Whereas with JSON-S:

const assert = require('assert');
const JSON = require('@brillout/json-s');

let obj = {
  time: new Date('2042-01-01'),
};

// JSON-S preserves Date
assert(obj.time.constructor===Date);
obj = JSON.parse(JSON.stringify(obj));
assert(obj.time.constructor===Date);
assert(obj.time.getTime()===new Date('2042-01-01').getTime());

Contents


Usage

// npm install @brillout/json-s
const parse = require('@brillout/json-s/parse');
const stringify = require('@brillout/json-s/stringify');

const obj = {
  hello: 'from the future',
  time: new Date('2042-01-01'),
};

// Serialize with JSON-S
const obj_serialized = stringify(obj);

// Deserialize a JSON-S string
const obj_deserialized = parse(obj_serialized);

The JSON-S functions stringify and parse have the exact same interface than JSON.stringify and JSON.parse.
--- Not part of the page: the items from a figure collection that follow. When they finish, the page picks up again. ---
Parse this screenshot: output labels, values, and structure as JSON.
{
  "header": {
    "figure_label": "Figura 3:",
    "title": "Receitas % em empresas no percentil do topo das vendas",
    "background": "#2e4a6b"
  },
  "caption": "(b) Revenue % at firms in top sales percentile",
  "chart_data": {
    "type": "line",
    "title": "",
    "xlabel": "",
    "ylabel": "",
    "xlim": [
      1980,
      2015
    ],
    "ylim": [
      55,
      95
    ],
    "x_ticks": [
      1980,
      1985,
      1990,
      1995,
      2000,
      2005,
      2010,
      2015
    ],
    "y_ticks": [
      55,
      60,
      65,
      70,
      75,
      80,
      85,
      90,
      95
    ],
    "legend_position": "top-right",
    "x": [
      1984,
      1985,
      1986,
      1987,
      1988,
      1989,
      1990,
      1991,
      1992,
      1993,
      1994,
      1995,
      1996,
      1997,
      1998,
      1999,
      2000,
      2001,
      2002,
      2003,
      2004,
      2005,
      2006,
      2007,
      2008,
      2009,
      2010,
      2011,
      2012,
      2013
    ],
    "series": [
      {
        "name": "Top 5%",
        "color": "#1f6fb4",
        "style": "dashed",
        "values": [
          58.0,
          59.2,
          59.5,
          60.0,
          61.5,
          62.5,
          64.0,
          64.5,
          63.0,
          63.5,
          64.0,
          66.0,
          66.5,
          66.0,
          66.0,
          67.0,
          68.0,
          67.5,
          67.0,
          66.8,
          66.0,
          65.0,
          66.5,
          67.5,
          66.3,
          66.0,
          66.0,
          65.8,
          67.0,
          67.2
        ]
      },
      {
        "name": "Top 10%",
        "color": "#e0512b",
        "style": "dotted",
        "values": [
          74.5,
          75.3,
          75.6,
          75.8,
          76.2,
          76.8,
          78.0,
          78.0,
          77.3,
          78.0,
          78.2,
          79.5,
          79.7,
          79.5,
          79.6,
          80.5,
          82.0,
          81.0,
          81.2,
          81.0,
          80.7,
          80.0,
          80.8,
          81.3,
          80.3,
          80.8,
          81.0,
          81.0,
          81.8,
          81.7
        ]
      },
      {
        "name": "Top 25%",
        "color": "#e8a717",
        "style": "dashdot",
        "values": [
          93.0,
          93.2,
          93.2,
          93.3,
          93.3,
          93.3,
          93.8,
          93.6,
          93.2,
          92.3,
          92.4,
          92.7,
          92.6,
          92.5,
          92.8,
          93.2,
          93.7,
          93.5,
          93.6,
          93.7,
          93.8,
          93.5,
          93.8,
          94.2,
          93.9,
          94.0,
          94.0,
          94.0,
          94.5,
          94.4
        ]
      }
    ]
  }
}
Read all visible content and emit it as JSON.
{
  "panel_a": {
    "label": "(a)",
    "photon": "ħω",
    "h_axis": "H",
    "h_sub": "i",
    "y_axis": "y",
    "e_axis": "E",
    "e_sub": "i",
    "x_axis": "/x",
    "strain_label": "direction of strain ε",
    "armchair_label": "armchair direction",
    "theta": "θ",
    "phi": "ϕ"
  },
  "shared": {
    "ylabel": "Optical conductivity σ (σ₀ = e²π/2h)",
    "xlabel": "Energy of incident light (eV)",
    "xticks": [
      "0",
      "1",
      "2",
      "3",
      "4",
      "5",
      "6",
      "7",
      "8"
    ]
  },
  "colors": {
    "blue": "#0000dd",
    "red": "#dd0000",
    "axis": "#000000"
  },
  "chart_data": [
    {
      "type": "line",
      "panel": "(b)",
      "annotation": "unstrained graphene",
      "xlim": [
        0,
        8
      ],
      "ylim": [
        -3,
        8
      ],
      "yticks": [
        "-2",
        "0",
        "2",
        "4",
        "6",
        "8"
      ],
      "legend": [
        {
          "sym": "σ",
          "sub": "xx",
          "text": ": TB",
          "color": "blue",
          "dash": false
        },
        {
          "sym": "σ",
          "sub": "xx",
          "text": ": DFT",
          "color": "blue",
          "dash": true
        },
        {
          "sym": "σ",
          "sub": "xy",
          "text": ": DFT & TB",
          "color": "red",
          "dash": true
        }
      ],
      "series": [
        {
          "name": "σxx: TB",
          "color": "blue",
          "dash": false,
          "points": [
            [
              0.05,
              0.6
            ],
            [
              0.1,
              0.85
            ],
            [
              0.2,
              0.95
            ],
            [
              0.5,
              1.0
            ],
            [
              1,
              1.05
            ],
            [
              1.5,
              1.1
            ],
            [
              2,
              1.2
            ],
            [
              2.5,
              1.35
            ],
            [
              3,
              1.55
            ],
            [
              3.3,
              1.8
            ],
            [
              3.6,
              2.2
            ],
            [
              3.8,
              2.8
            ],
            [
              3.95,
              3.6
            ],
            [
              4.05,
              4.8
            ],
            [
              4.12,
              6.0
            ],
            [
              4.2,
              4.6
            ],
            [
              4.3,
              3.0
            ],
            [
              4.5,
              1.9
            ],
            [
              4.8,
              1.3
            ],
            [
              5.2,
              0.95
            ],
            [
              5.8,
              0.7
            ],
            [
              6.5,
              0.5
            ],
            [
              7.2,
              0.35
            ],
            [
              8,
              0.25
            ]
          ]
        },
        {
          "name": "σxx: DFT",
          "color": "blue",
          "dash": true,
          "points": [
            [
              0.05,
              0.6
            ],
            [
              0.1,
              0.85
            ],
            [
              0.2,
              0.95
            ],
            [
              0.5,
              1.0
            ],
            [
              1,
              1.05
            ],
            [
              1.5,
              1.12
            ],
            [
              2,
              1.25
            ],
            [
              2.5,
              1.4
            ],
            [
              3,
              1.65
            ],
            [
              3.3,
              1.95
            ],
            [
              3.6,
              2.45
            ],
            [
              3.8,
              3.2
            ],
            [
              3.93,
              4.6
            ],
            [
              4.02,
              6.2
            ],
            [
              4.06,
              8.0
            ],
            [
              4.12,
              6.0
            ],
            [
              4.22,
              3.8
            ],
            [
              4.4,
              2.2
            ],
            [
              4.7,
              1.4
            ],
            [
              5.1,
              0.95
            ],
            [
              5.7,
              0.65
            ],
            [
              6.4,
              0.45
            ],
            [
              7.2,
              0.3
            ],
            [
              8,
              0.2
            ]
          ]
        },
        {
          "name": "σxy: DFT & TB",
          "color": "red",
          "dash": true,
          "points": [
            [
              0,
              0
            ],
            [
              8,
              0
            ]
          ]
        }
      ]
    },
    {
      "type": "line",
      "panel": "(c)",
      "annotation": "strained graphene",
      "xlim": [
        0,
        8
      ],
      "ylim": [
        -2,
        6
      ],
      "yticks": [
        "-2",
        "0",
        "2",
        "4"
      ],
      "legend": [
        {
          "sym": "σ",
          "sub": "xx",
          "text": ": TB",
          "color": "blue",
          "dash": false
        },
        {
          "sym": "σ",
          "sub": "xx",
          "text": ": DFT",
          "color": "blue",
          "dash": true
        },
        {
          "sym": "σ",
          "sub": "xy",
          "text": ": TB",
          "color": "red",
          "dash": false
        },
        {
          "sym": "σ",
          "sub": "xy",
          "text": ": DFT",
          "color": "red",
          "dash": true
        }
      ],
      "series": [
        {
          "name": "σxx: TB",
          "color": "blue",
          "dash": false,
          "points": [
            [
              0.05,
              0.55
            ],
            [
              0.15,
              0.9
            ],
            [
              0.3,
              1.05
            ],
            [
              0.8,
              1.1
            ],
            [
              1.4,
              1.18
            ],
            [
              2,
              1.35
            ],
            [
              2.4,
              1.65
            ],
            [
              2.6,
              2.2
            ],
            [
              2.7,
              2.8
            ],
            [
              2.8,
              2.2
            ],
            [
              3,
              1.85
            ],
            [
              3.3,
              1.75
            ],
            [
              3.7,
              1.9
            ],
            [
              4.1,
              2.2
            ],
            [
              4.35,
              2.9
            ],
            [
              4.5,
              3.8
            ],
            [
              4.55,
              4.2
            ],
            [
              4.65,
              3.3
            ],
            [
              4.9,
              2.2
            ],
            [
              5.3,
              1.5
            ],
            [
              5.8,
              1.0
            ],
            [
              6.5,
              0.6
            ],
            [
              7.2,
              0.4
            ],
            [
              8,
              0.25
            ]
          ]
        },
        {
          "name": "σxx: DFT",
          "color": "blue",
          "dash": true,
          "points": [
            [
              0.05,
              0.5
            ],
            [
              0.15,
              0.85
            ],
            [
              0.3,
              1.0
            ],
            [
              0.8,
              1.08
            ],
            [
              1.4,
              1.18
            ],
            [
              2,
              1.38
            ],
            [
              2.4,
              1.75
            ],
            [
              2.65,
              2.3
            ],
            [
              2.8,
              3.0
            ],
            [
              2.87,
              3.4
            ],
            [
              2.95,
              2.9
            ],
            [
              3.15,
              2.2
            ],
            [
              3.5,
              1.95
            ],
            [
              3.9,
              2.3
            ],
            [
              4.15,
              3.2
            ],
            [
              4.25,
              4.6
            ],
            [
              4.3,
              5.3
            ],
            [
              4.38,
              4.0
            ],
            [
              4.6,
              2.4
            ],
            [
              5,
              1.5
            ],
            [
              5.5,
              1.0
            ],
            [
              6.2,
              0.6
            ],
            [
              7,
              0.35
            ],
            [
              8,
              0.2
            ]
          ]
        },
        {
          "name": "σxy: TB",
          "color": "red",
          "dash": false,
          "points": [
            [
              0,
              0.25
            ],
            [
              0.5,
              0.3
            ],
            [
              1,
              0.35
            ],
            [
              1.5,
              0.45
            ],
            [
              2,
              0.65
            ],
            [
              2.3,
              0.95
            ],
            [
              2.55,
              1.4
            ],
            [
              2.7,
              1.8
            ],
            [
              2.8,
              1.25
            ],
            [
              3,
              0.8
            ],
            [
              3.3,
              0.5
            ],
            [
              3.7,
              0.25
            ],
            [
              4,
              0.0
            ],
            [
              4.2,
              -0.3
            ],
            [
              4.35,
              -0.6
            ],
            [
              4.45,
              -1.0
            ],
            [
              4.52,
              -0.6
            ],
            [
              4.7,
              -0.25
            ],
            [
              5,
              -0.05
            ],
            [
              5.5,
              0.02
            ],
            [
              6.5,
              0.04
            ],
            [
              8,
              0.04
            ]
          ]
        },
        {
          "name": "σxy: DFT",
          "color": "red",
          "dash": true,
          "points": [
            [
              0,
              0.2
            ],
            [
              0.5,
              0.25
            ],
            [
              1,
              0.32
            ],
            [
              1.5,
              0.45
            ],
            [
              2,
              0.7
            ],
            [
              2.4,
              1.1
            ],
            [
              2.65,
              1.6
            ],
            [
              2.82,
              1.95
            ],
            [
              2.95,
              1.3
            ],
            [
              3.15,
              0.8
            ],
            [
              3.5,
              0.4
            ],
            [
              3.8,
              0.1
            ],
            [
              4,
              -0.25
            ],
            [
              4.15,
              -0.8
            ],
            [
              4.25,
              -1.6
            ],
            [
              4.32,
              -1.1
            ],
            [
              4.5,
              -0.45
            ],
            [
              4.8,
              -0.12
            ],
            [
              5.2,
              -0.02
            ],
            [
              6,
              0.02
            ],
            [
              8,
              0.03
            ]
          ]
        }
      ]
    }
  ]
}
So you can use all JSON's options.


Full Example

Example exposing all differences between JSON and JSON-S.

// /examples/json-s.js

const assert = require('assert');

const parse = require('@brillout/json-s/parse');
const stringify = require('@brillout/json-s/stringify');

const obj = {
  date: new Date(),
  undefined: undefined,
  NaN: NaN,
  Infinity: Infinity,
  regexp: /^\d+$/g,
};

// All of `obj` can be serialized with JSON-S
const obj2 = parse(stringify(obj))
assert(obj2.date.getTime()===obj.date.getTime());
assert(obj2.undefined===undefined && 'undefined' in obj2);
assert(isNaN(obj2.NaN));
assert(obj2.Infinity===Infinity);
assert(obj2.regexp.toString()===obj.regexp.toString());

// JSON cannot serialize any of `obj`
const obj3 = JSON.parse(JSON.stringify(obj))
// JSON converts dates to strings
assert(obj3.constructor!==Date);
// JSON removes properties with a value of `undefined`
assert(!('undefined' in obj3));
// JSON converts `NaN` to `null`
assert(obj3.NaN===null);
// JSON converts `Infinity` to `null`
assert(obj3.Infinity===null);
// JSON converts RegExp to an empty object
assert(obj3.regexp.constructor===Object && Object.keys(obj3.regexp).length===0);

To run the example:

$ git clone git@github.com:brillout/json-s
$ cd json-s
$ npm install
$ npm run self-link
$ node ./examples/json-s.js

The npm run self-link is required to be able to self require('@brillout/json-s').


How it Works

Let's see how JSON-S serializes an object:

// /examples/inspect.js

const JSON = require('@brillout/json-s');

const obj = {
  date: new Date(),
  undefined: undefined,
  NaN: NaN,
  Infinity: Infinity,
  regexp: /^\d+$/g,
};

// We use the second argument `2` to have a prettified JSON-S string.
// (Same as in JSON's `JSON.stringify(obj, undefined, 2)`).
console.log(JSON.stringify(obj, undefined, 2));
// Prints:
/*
{
  "date": "json-s:tYpE|Date|2018-11-14T17:39:09.245Z",
  "undefined": "json-s:tYpE|undefined",
  "NaN": "json-s:tYpE|NaN",
  "Infinity": "json-s:tYpE|Infinity",
  "regexp": "json-s:tYpE|RegExp|/^\\d+$/g"
}
*/

JSON-S is based on JSON while using prefixed strings for unsupported types. The string json-s:tYpE is used as a unique prefix to denote our special strings and make sure that regular strings are not converted.

JSON-S uses the native JSON.parse and JSON.stringify functions while modifying the serialization of unsupported types.